I've been playing soccermanager way too much, and I'm addicted, I've just left Reading and taken over as manager of Spurs because they have a better squad, my first game in charge was last night and I lost 2-1, (Reading won 7-1) so there is still a bit of work to do, (if you join up, then I 'm in the setups : World Championship 157, World Championship 1322 and English Championship 337, if you join them, then you can play my teams, or cheat and give me your money)
I reformatted my PC last week (well Trelly did it - with a Genuine Windows XP too!) because it was running so slow and being a bitch, so we gave it the old back up everything important (porn) and delete the rest and start again, we added some memory too and now I'm happy to say, my computer is fine apart from my sound card which isn't working, don't know what to do there, the drivers haven't fixed it, I think Trelly might have licked it while I wasn't looking, but I can't prove it, anyway I can get hold of a few sound cards for zero pennies, so I'll just change it and cross me fingers that it works, also my spell checker isn't working any ideas peeps? it usually has a red line under mis-spelt words.
I've had a cracking idea for a new story, and as soon as I can type for more than a minute without pain, I'll be writing it up, I think you'll like it, it's not about death and misery, quite the opposite in fact, anyway, I'll keep you posted as to when it get's written.
It's Lee's 30th Birthday on Sunday so many happy returns mate, I'm not going to make it now, but it isn't for the lack of trying. Hope you have a great day.
I'm in a bit of pain now, and the pills I'm on are making me really dizzy and confused (and constipated) so I'm going to leave you now with a funny story by Woody Allen, I don't usually like the guy buy this is fucking hilarious, it's funnier when you hear him tell it but read the script and you might laugh.

"I shot a moose, once. I was hunting up-state New York, and I shot a moose, and I strap him on to the fender of my car, and I'm driving home along the west side highway, but what I didn't realize was, that the bullet did not penetrate the moose. It just creased the scalp, knocking him unconscious. And I'm driving through the Holland tunnel - the moose woke up. So I'm driving with a live moose on my fender. The moose is signaling for a turn, y'know. There's a law in New York state against driving with a conscious moose on your fender, tuesday, thursday and saturday. And I'm very panicky, and then it hits me: some friends of mine is having a costume party. I'll go, I'll take the moose, I'll ditch him at the party. It wouldn't be my responsibillity.

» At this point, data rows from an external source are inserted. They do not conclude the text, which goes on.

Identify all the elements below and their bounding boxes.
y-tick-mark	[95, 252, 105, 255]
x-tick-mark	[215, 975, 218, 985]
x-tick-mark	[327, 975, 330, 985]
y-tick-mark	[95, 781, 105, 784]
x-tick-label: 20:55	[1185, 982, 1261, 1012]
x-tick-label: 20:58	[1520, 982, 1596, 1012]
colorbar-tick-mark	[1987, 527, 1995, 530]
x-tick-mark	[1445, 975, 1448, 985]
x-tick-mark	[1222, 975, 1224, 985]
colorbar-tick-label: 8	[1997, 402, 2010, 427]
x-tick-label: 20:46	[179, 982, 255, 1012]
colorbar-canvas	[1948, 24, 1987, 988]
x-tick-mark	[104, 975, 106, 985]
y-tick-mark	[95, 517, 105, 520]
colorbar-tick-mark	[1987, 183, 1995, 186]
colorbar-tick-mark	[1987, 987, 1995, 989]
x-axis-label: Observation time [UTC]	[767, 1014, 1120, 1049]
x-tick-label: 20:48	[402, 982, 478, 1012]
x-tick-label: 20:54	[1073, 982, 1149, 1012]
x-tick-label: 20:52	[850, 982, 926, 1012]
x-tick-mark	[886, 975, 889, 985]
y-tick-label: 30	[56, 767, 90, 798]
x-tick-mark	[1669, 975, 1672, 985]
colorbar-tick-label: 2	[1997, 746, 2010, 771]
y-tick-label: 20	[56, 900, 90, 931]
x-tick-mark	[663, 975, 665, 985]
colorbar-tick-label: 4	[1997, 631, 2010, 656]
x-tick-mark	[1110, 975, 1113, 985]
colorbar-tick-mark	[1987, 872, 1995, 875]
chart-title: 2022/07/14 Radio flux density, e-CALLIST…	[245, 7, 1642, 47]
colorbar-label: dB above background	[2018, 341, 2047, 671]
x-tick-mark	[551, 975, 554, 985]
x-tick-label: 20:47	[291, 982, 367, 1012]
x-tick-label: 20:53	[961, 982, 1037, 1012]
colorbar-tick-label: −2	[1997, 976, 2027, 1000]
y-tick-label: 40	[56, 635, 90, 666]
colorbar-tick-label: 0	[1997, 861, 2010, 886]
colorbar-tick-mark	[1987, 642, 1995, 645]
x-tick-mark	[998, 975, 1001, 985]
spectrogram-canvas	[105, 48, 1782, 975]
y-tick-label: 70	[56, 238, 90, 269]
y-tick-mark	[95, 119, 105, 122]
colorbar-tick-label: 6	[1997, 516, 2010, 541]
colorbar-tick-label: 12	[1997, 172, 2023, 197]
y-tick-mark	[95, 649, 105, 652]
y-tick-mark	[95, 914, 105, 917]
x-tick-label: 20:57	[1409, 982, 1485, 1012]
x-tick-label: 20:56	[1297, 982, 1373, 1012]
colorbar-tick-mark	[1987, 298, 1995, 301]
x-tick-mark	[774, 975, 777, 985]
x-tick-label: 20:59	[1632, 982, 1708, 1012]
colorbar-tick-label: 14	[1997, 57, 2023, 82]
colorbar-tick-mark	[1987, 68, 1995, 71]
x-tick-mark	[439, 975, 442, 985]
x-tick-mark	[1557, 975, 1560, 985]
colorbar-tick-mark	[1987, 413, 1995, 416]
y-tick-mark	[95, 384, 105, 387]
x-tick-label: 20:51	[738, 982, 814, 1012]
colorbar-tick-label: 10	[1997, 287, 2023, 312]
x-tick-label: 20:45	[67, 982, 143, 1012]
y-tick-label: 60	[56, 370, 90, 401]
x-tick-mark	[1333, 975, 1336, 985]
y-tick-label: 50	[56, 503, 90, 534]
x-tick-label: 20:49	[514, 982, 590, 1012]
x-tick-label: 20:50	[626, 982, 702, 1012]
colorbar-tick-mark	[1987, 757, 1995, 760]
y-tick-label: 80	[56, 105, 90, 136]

So I drive up to the party and I knock on the door. The moose is next to me. My host comes to the door. I say "Hello. You know the Solomons". We enter. The moose mingles. Did very well. Scored. Two guys were trying to sell him insurance for an hour and a half. Twelve o'clock comes - they give out prices for the best costume of the night. First price goes to the Burcowiches, a maried couple dressed as a moose. The moose comes in second. The moose is furious. He and the Burcowiches lock antlers in the living room. They knock each other unconscious. Now, I figured, is my chance. I grab the moose, strap him onto my fender, and shoot back to the roads, but - I got the Burcowiches. So I'm driving along with two jewish people on my fender, and there's a law in New York State ... tuesdays, thursdays and especially saturday.

The following morning the Burcowiches wake up in the woods, in a moose suit. Mr. Burcowich is shot, stuffed and mounted - at the New York Athletic Club, and the joke is on them, because it's restricted."